Industry context: the financial services AI race heats up

Legal & General’s announcement comes amid a flurry of similar moves by competitors. Swiss Re recently disclosed a 15,000-seat Copilot deal, while Allianz has been building custom AI assistants on Azure OpenAI. Banks like HSBC and Standard Chartered are also ramping up internal AI deployments, though most remain shy of announcing specific user numbers.

What sets the Legal & General deal apart is the tight integration of Copilot with Azure modernization. Many firms dip their toes into generative AI by piloting Copilot, but far fewer tie it directly to a broader cloud and data platform transformation. Legal & General appears to be treating the two as part of a unified architecture, which analysts say could yield higher returns over time by reducing technical debt and enabling richer data flows into AI models.

“It’s the Copilot plus Azure play that is really interesting,” said a principal analyst at a major IT research firm. “If you’re just adding Copilot to legacy desktops without modernizing the underlying data estate, you’re leaving a lot of value on the table. Legal & General seems to get that.”

The agreement also reinforces Microsoft’s growing grip on financial services AI. Microsoft has been aggressively courting insurers and banks with its “AI-first” narrative, and the Legal & General deal will likely be cited in future sales conversations as proof that large, regulated firms can run generative AI at scale—and do so responsibly.

Financial terms and partnership structure

Neither company disclosed the total contract value, but industry observers estimate that a 10,000-seat Copilot deal alone could be worth roughly £12 million to £15 million annually, based on Microsoft’s list price of $30 per user per month for Copilot for Microsoft 365, adjusted for enterprise discounts. The Azure consumption component is harder to estimate, but Legal & General’s existing Azure spend, combined with the migration of additional workloads, puts the total deal value comfortably in the £50 million to £70 million range over three years, according to one cloud economics expert.

Beyond the transaction, the agreement includes a shared innovation lab where Legal & General and Microsoft engineers will co-develop AI solutions tailored to insurance and retirement products. This lab will focus on areas like automated policy summarization, natural-language claims adjudication, and predictive longevity modeling—all areas where Legal & General sees a path to measurable business outcomes.

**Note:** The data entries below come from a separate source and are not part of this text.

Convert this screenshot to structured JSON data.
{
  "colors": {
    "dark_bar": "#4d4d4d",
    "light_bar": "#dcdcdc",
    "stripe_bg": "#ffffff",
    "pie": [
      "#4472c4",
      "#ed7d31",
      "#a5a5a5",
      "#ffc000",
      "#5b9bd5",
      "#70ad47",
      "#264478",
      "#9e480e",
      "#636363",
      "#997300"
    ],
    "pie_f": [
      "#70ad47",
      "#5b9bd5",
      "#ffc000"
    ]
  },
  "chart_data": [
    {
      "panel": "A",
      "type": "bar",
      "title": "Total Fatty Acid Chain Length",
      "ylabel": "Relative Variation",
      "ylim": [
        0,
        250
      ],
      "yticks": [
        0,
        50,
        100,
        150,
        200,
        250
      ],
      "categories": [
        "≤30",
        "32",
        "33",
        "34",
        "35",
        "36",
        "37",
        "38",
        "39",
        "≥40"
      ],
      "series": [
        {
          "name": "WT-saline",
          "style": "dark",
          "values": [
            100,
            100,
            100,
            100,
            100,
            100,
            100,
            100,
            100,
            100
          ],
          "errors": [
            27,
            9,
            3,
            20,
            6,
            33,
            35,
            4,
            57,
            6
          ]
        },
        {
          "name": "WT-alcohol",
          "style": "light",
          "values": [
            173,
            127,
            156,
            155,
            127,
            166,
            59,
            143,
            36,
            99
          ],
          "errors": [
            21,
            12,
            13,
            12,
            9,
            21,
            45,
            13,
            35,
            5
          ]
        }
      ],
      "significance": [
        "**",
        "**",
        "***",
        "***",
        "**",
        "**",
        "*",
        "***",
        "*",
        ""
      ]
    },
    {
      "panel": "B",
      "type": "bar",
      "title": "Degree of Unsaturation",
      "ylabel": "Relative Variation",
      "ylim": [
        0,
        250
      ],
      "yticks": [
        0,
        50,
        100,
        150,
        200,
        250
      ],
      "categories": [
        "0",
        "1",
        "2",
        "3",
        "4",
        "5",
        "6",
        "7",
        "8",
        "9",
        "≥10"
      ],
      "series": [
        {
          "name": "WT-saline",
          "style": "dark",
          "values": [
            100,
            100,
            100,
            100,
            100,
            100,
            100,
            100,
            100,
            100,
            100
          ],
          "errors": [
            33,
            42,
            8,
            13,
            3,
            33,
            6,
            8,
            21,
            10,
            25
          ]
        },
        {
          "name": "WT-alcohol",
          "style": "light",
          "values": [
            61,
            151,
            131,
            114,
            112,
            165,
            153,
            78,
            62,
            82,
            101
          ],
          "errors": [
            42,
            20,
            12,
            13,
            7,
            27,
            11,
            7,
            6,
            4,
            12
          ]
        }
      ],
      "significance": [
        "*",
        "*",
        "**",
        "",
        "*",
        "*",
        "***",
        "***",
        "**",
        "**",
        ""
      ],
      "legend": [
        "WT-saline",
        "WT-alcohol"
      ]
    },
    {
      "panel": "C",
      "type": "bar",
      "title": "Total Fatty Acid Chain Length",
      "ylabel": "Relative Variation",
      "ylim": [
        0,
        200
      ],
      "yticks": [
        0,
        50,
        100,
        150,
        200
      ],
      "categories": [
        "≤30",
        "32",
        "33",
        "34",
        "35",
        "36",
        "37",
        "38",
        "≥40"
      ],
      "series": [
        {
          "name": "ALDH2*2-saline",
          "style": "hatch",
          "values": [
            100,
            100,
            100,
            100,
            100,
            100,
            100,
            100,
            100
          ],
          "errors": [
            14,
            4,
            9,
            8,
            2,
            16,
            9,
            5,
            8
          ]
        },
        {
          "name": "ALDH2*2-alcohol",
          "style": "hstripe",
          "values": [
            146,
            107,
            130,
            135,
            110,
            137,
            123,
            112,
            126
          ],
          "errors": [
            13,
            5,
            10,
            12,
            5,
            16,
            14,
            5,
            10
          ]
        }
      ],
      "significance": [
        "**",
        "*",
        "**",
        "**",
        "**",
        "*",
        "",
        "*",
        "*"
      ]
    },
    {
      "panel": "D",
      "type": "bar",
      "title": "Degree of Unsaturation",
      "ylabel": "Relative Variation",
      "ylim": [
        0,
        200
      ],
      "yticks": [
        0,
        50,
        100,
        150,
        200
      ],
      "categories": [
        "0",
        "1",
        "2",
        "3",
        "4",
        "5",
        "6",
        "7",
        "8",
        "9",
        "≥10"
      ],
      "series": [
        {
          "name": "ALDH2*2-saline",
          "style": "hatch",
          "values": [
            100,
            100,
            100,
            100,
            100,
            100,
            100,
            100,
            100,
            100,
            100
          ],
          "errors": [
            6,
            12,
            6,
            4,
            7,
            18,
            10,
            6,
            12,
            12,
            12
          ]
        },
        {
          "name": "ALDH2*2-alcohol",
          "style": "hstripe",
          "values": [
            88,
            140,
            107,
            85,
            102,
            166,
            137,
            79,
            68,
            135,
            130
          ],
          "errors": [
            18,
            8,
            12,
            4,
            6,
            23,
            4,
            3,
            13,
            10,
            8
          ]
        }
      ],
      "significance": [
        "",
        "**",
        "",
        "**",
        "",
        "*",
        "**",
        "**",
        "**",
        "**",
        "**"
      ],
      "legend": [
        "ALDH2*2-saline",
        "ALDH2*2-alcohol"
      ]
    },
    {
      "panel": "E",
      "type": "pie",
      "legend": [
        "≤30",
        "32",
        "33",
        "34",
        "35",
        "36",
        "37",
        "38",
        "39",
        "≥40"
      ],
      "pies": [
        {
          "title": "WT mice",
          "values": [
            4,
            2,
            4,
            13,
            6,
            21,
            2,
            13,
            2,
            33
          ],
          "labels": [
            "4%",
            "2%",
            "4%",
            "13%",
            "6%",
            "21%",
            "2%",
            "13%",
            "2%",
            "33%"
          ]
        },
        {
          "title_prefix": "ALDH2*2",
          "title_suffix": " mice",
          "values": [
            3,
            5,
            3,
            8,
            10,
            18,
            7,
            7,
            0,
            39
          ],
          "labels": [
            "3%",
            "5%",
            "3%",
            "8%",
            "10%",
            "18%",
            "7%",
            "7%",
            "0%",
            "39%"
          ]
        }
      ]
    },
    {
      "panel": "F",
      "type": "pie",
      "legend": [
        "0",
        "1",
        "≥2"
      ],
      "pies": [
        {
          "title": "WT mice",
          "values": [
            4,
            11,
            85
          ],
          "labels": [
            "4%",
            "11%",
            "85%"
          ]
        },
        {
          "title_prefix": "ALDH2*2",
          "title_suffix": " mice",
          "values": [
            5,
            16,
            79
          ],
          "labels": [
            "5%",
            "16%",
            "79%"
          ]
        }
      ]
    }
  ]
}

What’s next: milestones and metrics

Legal & General has set a series of measurable milestones for the three-year term. By the end of year one, the company expects all 10,000 Copilot users to be onboarded, with at least 70% actively using the assistant at least once per week. Azure migration targets call for 85% of targeted workloads to be running on Azure by the 18-month mark.

Business-level key performance indicators include a 15% reduction in average email processing time, a 20% improvement in first-pass contract accuracy, and a 10% acceleration in actuarial model refresh cycles. An internal steering committee will review progress quarterly, and the company plans to publish a public report on lessons learned at the midpoint of the agreement.

The financial services industry will be watching closely. If Legal & General can demonstrate tangible productivity gains without stumbling on compliance or workforce trust, it could serve as a blueprint for other insurers. If not, it may become a cautionary tale of ambition outpacing readiness. For now, the company is projecting confidence—and betting that Microsoft’s AI can help it outrun a rapidly evolving competitive landscape.